Every successful business has a model that makes it work day in and day out. For that matter, even unsuccessful businesses have models. The difference is that the models for the failed businesses were likely not tested or proven to last long into the future.
When you think of successful business models, you think of companies like McDonald’s where every french frying machine is located directly next to the drive-thru window or Amazon, where you can order online any product made on the face of the planet and have it delivered to you the next day (and even the same day in some cases).
And no matter what the successful model is, you know that the success didn’t come from winging it. It resulted from a process where a few core beliefs and some educated guesses were assembled in a thoughtful plan.
The same thing applied to our own ISA model.
When creating a successful business, there are some assumptions you need to make in order to ensure you’re headed in the right direction. Yes, you will make some WAGs (wild-ass guesses) along the way, but in order to get great results, you need to follow a solid model that is rooted in educated assumptions.
In 1994, world-famous management consultant, Peter Drucker, crafted his “theory of the business” and defined a model as “[a set of] assumptions about what a company gets paid for—assumptions about what a business will and won’t do.”
Interestingly enough, a model is not about the money, it’s about using assumptions to chart a course toward a specific goal. More precisely, it’s about charting and following the course and then taking the lessons you learn along the way to make changes and improvements. These changes and improvements lead to you getting better results, faster and with less money spent along the way. The ideal outcome of a properly followed model is a business that creates a predictable pipeline of sales and becomes a cash-producing machine.
Within the main business model are smaller models that use the same strategy—assumptions, well-defined activities, and metrics—to achieve specific outcomes. In our business, we created a model for the ISA department and process and we started with a list of assumptions that pertained to the activities and behaviors in which we expected the ISAs to engage.

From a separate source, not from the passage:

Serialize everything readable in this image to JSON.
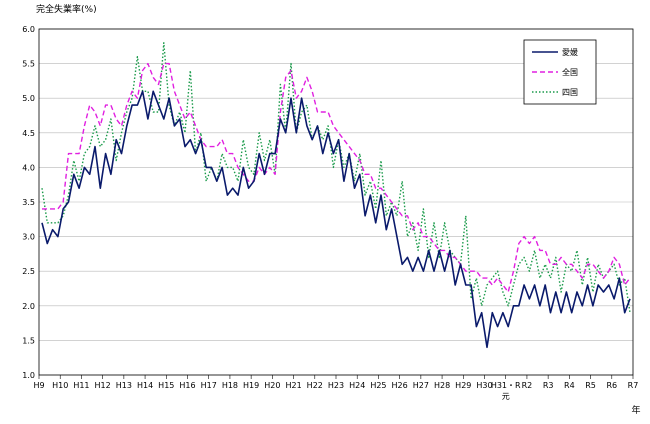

Some of our assumptions about the ISA were:
- How many dials would be made
- How many nurtures would be created
- How many appointments would be set
- How many conversions would there be from dial to nurture, dial to appointment, and nurture to appointment (What would that cycle look like?)
- How many of those appointments would result in how many deals
Once we made these assumptions, we then implemented a solid system of data delivery and reporting mechanisms through a centralized hub (all of which will be detailed later in this book) to verify the operating metrics.
This tracking process lets us know if we’re on pace to accomplish what we thought we would through our initial set of assumptions. When we were on pace, our assumptions were on point and we continued with the same behaviors and activities to create a repeatable system that we could rely upon to produce consistent results day in and day out.
If our assumptions were wrong, we found out where the choke point was and then made adjustments to the activities, behaviors, data sets, personnel—even the assumptions—in order to get the results that gave us the predictability we wanted and needed.
By following the model, we were able to solve bottlenecks and get better results much faster than if we were simply taking stabs in the dark. Lastly, we saved a tremendous amount of time and money by not continuing to make mistakes that we would be able to avoid simply by following the process.
The model is the key element in making the entire ISA process work way faster than you would ever think possible. Without the model, you may get the results you’re looking for, but it will cost you a tremendous amount of time and money and give you way more headaches than you’d want to experience.